By the time I arrived, unloading was already underway:


Some things, like the diverter panel and platform, were pretty easy to remove:


The kettle/whirlpool and also the mash/lauter tun were pretty easy to get out with a forklift and some extenders:


The fermenters weren’t tricky either thanks to our highly competent forklift guy:


We got them all lined up pretty fast:


For a second, we thought we’d be having a few beers and admiring the fruits of our labor in no time. We were, of course, totally wrong. That’s thanks to this guy and his twin brother:


A 45bbl hot liquor tank and a 45bbl cold liquor tank seemed like a great idea on paper. There’ll probably be some point in the future when we’re doing more than one batch in a day and feeling pretty glad we went big. The brewer will no doubt be quite happy about all of that hot and cold water at his disposal. But he didn’t have to move those things.

Not only do they weigh about a ton (almost literally), but the cradles were awkward for moving them on their side, they were too tall to get in standing up anyway, and getting them stood upright inside and then put in place on their special little pads turned to be a nightmare.

The couple of hours it took to carefully put the cold liquor tank right where we wanted it were so intense I didn’t get a single photo.
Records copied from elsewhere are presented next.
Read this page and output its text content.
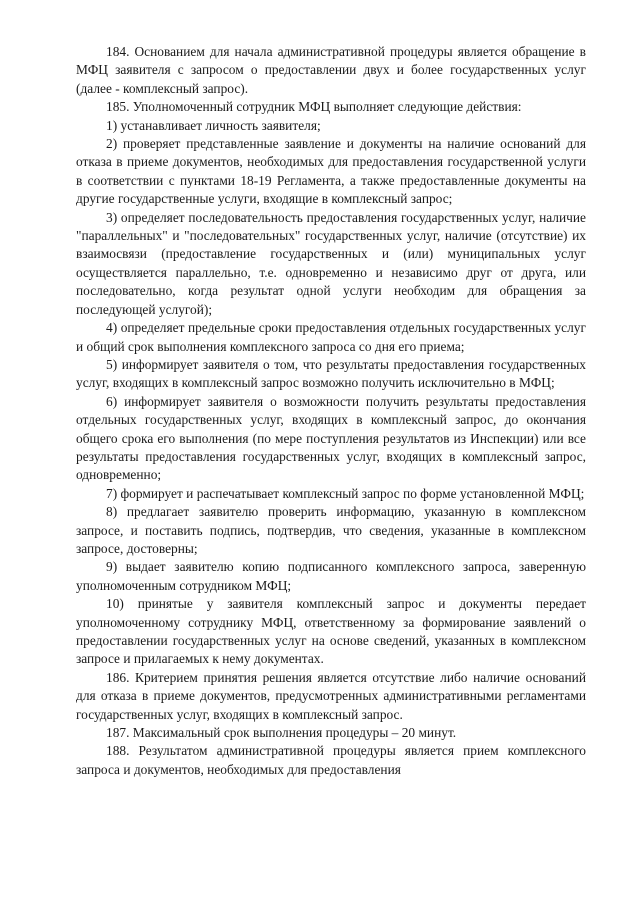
184. Основанием для начала административной процедуры является обращение в МФЦ заявителя с запросом о предоставлении двух и более государственных услуг (далее - комплексный запрос).

185. Уполномоченный сотрудник МФЦ выполняет следующие действия:

1) устанавливает личность заявителя;

2) проверяет представленные заявление и документы на наличие оснований для отказа в приеме документов, необходимых для предоставления государственной услуги в соответствии с пунктами 18-19 Регламента, а также предоставленные документы на другие государственные услуги, входящие в комплексный запрос;

3) определяет последовательность предоставления государственных услуг, наличие "параллельных" и "последовательных" государственных услуг, наличие (отсутствие) их взаимосвязи (предоставление государственных и (или) муниципальных услуг осуществляется параллельно, т.е. одновременно и независимо друг от друга, или последовательно, когда результат одной услуги необходим для обращения за последующей услугой);

4) определяет предельные сроки предоставления отдельных государственных услуг и общий срок выполнения комплексного запроса со дня его приема;

5) информирует заявителя о том, что результаты предоставления государственных услуг, входящих в комплексный запрос возможно получить исключительно в МФЦ;

6) информирует заявителя о возможности получить результаты предоставления отдельных государственных услуг, входящих в комплексный запрос, до окончания общего срока его выполнения (по мере поступления результатов из Инспекции) или все результаты предоставления государственных услуг, входящих в комплексный запрос, одновременно;

7) формирует и распечатывает комплексный запрос по форме установленной МФЦ;

8) предлагает заявителю проверить информацию, указанную в комплексном запросе, и поставить подпись, подтвердив, что сведения, указанные в комплексном запросе, достоверны;

9) выдает заявителю копию подписанного комплексного запроса, заверенную уполномоченным сотрудником МФЦ;

10) принятые у заявителя комплексный запрос и документы передает уполномоченному сотруднику МФЦ, ответственному за формирование заявлений о предоставлении государственных услуг на основе сведений, указанных в комплексном запросе и прилагаемых к нему документах.

186. Критерием принятия решения является отсутствие либо наличие оснований для отказа в приеме документов, предусмотренных административными регламентами государственных услуг, входящих в комплексный запрос.

187. Максимальный срок выполнения процедуры – 20 минут.

188. Результатом административной процедуры является прием комплексного запроса и документов, необходимых для предоставления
Here’s the hot liquor being stood up next to it later, though:


The process involved some creative forklift techniques, some come-alongs, and eventually a two-ton engine hoist, which cut our time in half for the second tank. Placing the other vessels was a breeze after those beasts:


And getting the grist hopper into place, which would’ve seemed tough if it weren’t for what we’d just been through, took no time at all:


Without the amazing guy operating the forklift, we’d have probably just canceled the brewery altogether and sent the trucks back to British Columbia:


Instead, we ended the day with every piece of equipment in place:


Well, almost:


Minor positioning details were very straightforward. Things hooked up pretty nicely when we did it the next morning.

The brewery is now home to a 15bbl two-vessel steam system built for us by the good people at Specific Mechanical Systems. We’re one step closer to beer!